Salah satu buku yang berjudul Sistem Sanksi dalam Islam menjabarkan, bahwa penjara adalah tempat untuk menjatuhkan sanksi bagi orang yang melakukan kejahatan. Ini artinya, penjara adalah tempat dimana orang menjalani hukuman, yang dengan pemenjaraan itu seorang penjahat menjadi jera dan bisa mencegah orang lain melakukan kejahatan serupa.
Meskipun tak ada kebebasan individu, tetapi segala kebutuhan utama para napi wajib dipenuhi. Seperti makan, minum, tidur ataupun istirahat. Diberikan kesempatan untuk menerima kunjungan keluarga atau kerabat dekat dengan lama kunjungan yang ditentukan. Termasuk kesehatan para napi juga tak luput dari perhatian.
Semua narapidana diperlakukan sama. Tak ada perbedaan strata sosial ataupun jabatan. Siapa saja yang berbuat kejahatan, perbuatan yang melanggar hukum syara’, maka mereka layak diberi hukuman tanpa ada pengecualian. Dengan demikian, adanya fasilitas mewah pada penjara dalam sistem Islam tidak akan ditemukan sedikitpun. Sebab, napi datang untuk menerima hukuman. Bukan sekedar pindah kamar ke penjara dengan fasilitas yang mewah bagai di rumah sendiri.

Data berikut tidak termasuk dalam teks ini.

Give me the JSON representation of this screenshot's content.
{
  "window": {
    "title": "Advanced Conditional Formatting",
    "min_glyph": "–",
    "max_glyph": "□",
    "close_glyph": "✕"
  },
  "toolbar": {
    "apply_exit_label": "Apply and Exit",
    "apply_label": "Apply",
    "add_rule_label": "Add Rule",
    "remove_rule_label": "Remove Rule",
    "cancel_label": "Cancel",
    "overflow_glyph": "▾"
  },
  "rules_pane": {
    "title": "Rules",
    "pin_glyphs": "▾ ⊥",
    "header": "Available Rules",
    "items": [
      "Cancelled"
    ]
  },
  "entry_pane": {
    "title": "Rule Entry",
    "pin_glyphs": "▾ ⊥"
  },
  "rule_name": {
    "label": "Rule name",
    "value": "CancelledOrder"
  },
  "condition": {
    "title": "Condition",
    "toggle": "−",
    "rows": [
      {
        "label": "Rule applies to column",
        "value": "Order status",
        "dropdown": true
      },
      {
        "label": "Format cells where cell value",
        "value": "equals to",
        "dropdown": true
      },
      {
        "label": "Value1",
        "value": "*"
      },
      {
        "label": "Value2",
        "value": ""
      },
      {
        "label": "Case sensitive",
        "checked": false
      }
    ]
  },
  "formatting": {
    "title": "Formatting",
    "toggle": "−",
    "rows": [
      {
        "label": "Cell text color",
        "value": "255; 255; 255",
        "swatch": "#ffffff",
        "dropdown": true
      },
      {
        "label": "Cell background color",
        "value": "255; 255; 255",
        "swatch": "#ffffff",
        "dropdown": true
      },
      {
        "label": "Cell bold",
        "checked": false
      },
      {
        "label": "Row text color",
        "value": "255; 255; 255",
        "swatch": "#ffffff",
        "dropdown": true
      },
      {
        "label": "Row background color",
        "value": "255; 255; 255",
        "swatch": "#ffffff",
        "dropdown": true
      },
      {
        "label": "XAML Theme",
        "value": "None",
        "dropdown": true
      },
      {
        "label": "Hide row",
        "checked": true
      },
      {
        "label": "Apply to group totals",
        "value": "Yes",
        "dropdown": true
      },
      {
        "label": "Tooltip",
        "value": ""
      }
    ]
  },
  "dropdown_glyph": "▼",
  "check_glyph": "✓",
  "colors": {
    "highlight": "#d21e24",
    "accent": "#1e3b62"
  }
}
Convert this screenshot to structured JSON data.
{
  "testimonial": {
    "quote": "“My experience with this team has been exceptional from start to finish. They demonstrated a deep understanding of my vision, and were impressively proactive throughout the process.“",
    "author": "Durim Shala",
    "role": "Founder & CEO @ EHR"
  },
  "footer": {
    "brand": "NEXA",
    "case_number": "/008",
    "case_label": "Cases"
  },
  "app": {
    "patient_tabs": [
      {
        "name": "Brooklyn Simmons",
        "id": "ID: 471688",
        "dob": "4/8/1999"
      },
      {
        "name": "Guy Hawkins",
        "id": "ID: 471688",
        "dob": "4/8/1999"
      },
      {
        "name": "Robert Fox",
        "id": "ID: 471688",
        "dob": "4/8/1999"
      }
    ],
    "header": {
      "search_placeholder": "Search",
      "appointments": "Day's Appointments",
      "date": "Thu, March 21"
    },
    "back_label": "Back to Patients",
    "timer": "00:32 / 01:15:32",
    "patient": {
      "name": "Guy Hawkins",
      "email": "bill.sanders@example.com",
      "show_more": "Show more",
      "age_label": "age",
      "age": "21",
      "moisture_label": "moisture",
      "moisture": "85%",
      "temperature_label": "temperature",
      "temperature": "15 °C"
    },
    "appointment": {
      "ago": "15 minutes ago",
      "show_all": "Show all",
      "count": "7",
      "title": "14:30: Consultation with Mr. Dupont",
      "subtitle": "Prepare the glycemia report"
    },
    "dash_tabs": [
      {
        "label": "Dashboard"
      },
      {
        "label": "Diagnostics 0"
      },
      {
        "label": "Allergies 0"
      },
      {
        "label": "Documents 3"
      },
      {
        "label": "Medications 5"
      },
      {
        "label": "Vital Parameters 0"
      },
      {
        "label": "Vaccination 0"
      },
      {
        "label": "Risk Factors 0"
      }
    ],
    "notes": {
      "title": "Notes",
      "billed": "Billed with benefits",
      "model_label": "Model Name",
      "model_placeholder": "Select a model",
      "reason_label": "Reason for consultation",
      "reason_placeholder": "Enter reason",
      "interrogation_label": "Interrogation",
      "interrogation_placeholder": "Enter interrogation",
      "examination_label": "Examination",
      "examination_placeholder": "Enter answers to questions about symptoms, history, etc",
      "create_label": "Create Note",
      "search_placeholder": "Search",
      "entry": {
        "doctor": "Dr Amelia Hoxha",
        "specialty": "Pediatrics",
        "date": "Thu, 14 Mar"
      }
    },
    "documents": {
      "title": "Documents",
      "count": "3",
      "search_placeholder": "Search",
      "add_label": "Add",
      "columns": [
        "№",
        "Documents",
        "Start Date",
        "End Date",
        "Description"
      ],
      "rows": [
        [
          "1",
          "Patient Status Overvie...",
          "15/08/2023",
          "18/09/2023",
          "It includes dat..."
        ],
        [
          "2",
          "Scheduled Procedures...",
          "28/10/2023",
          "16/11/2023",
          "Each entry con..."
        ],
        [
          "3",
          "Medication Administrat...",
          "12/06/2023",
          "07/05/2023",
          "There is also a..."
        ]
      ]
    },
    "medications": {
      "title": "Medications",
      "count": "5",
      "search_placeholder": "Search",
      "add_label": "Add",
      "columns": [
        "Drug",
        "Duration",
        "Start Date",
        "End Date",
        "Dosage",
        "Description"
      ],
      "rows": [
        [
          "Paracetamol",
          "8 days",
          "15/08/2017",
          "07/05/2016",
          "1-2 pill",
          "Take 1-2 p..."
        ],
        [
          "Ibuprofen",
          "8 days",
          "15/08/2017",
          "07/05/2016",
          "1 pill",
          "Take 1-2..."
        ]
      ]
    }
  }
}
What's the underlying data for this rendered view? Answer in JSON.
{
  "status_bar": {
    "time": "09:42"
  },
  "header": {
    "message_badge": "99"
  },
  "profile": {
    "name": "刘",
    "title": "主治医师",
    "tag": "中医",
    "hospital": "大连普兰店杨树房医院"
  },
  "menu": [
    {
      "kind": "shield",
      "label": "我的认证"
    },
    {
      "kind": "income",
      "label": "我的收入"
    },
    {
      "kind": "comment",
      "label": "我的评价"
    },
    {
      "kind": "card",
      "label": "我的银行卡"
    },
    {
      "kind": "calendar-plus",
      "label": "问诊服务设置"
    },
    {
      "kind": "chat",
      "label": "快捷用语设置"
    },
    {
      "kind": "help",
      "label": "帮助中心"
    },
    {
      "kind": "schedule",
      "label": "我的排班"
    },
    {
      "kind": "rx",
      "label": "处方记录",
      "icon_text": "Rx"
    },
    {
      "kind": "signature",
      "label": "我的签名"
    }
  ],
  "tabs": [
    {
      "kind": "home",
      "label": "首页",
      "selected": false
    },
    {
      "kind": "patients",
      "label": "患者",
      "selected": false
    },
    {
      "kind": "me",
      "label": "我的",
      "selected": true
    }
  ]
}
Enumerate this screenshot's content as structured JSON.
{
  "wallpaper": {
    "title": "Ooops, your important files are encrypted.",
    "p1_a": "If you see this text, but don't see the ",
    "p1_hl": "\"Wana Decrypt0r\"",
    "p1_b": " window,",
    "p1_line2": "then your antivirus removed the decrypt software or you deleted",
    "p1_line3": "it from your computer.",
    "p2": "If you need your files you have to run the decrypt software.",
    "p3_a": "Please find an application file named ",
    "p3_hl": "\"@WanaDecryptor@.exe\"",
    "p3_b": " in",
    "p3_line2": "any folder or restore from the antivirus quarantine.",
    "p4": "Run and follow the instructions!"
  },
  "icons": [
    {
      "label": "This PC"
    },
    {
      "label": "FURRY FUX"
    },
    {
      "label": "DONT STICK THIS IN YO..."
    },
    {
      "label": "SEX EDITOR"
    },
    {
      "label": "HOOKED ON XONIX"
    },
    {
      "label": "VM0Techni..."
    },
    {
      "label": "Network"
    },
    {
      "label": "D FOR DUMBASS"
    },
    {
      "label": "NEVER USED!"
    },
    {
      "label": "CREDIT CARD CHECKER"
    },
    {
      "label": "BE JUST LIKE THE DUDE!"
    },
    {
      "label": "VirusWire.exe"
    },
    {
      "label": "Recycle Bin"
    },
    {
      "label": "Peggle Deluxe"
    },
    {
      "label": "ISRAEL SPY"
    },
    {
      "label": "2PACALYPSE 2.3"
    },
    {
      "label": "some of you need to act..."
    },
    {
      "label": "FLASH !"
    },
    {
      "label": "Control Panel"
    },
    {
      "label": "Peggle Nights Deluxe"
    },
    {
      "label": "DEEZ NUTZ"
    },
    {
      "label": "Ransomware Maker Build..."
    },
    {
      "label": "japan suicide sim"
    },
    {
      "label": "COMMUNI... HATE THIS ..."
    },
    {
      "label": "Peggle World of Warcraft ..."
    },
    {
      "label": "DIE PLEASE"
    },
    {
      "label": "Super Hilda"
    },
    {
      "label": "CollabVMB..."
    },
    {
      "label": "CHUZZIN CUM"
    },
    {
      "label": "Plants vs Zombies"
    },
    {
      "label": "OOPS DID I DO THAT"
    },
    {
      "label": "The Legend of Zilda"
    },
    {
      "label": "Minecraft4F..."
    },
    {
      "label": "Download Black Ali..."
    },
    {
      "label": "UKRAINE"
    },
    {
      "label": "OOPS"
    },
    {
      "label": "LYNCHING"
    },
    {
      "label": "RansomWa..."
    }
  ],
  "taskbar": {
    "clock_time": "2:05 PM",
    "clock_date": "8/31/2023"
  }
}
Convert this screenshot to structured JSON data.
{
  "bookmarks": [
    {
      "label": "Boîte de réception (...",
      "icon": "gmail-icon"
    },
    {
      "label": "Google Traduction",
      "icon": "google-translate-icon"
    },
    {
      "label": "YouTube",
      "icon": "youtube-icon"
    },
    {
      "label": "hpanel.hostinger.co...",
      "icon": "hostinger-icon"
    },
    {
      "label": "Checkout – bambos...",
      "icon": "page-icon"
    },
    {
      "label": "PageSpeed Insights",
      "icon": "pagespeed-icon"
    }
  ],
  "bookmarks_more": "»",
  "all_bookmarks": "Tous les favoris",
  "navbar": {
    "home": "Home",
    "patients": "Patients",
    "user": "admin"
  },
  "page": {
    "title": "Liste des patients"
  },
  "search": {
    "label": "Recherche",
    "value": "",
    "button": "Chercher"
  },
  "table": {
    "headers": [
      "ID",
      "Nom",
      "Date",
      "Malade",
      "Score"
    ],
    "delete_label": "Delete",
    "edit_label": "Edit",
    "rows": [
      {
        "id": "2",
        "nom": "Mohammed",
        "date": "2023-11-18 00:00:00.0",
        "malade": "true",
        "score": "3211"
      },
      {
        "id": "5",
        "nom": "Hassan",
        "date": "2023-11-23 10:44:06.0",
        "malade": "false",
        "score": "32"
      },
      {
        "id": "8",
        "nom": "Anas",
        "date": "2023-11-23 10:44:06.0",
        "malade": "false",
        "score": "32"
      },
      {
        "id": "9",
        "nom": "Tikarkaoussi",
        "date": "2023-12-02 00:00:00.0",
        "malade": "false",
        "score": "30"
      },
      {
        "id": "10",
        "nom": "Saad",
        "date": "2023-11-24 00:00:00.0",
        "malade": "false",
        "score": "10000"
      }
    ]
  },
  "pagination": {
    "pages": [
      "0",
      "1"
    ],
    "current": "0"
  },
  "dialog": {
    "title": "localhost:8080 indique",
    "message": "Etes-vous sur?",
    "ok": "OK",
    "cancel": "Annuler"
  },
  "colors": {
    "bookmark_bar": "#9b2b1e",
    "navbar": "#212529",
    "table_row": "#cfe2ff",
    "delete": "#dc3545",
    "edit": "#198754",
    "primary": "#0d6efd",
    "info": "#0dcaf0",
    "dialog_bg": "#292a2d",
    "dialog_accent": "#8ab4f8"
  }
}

Dengan hukum yang tegas tersebut, efek jera akan dirasakan oleh para napi. Lebih luas lagi, hukum yang tegas semacam ini akan menjadi pencegah. Sehingga tidak ada lagi pelaku-pelaku kejahatan serupa yang bermunculan bak sepora. Setiap individu akan berfikir seribu kali untuk melakukan tindak kejahatan. Karena di dalam sistem Islam tidak ada istilah penjara mewah yang bikin betah!
Wallahu a’lam.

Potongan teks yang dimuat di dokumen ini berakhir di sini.